Mountain Zebra National Park
Originally created to protect a remnant population of Cape mountain zebra, Mountain Zebra National Park now protects a range of vegetation communities and large herbivore populations characteristic of the Eastern Cape’s midland landscapes. The park’s purpose has grown beyond being a species-focused park to conserving plants, animals, ecological processes, landscapes, and unique cultural assets. Long-term research and monitoring were initiated in the 1980s to understand the threat of vegetation homogenization through grazing, and work to understand plant-herbivore-carnivore interactions in these semi-arid environments is still ongoing. Reintroduction of lion and cheetah in the past decade is associated with intense monitoring and management, including annual aerial censuses and demographic surveys of key predator and herbivore species. Mountain Zebra’s biotechnician, who is also a graduate student, supports research and extensive monitoring within the park and beyond.
The JRS award will allow Mountain Zebra National Park to retain their biotechnician and reinstate large vertebrate surveys, which were suspended in 2020 due to the pandemic.
Kruger National Park
Kruger National Park (KNP) houses the Skukuza Biological Reference Collection, a collection and archive with more than 24,500 biological specimens collected from across the park. Established in the 1950s, it has some specimens dating back to 1931. Preserved specimens have locality data, collection dates, habitat descriptions, and other relevant information. In August 2020, the Skukuza’s curator retired after 32 years in the position.
The funding from JRS will be used to fund a short-term bioinformatics support position to assist the soon to be appointed curator of the Skukuza reference collection and work with KNP’s Knowledge Support manager to inventory and assemble key datasets, geo-reference collections, cross-reference and update species nomenclature, ‘clean’ and standardise data, and coordinate data-sharing.
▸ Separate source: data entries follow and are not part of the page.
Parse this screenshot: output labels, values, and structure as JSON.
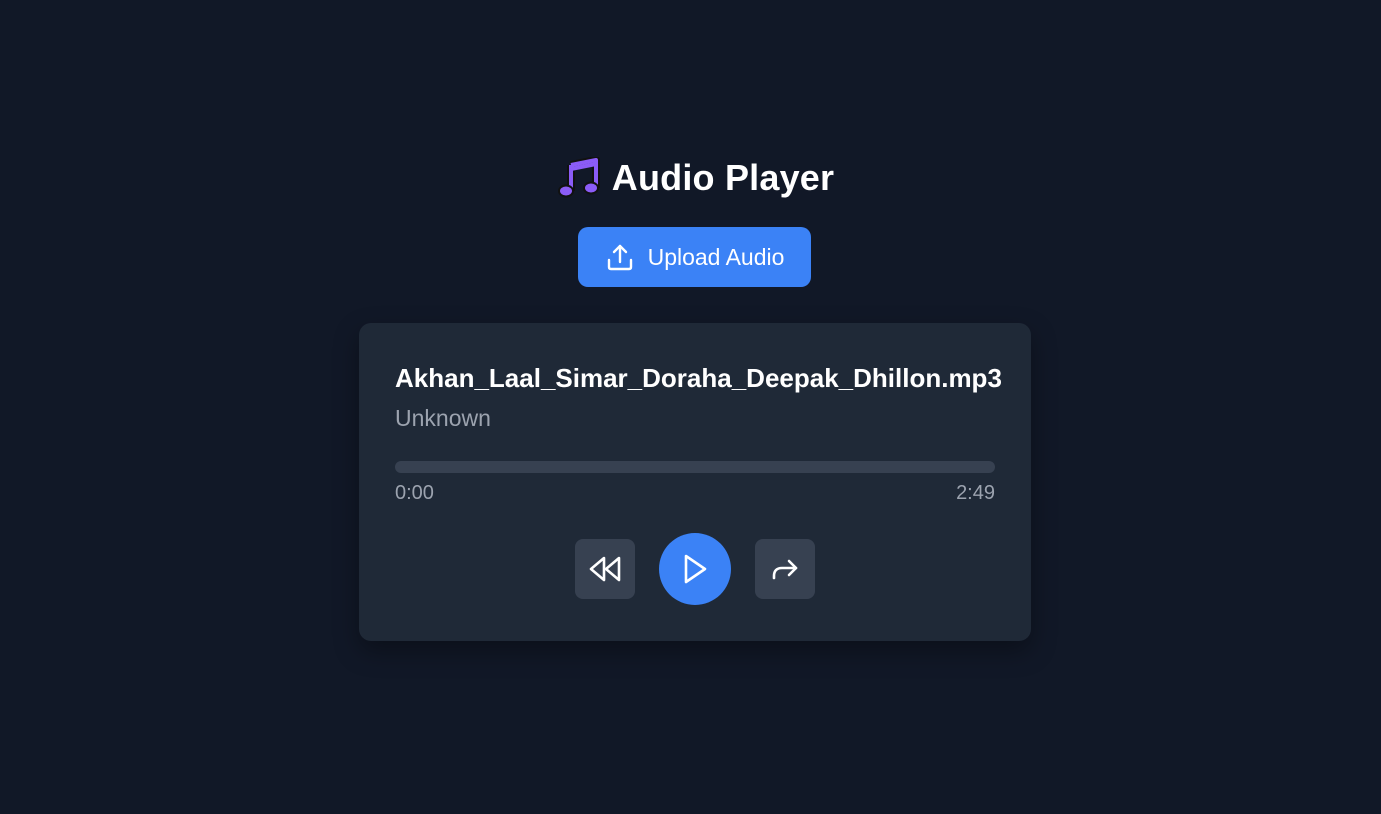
{
  "header": {
    "title": "Audio Player",
    "icon": "music-note-icon"
  },
  "upload": {
    "label": "Upload Audio",
    "icon": "upload-icon"
  },
  "player": {
    "track_title": "Akhan_Laal_Simar_Doraha_Deepak_Dhillon.mp3",
    "artist": "Unknown",
    "current_time": "0:00",
    "total_time": "2:49",
    "progress": 0,
    "controls": {
      "rewind_icon": "rewind-icon",
      "play_icon": "play-icon",
      "forward_icon": "forward-icon"
    }
  },
  "colors": {
    "background": "#111827",
    "card": "#1f2937",
    "accent": "#3b82f6",
    "control_bg": "#374151",
    "muted_text": "#9ca3af"
  }
}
This will help reduce a critical biodiversity resource capacity gap for important long-term biodiversity data sets.
Project Director Biography
Dr. Stef Freitag-Ronaldson has worked for SANParks for 23 years in varying roles as scientist, environmental manager, and science manager. Stef’s passion is ensuring that wild spaces remain for people into the future, that the next generation of conservation scientists are given space to grow and thrive, and that various forms of knowledge and understanding are incorporated into the way protected area management decisions are made.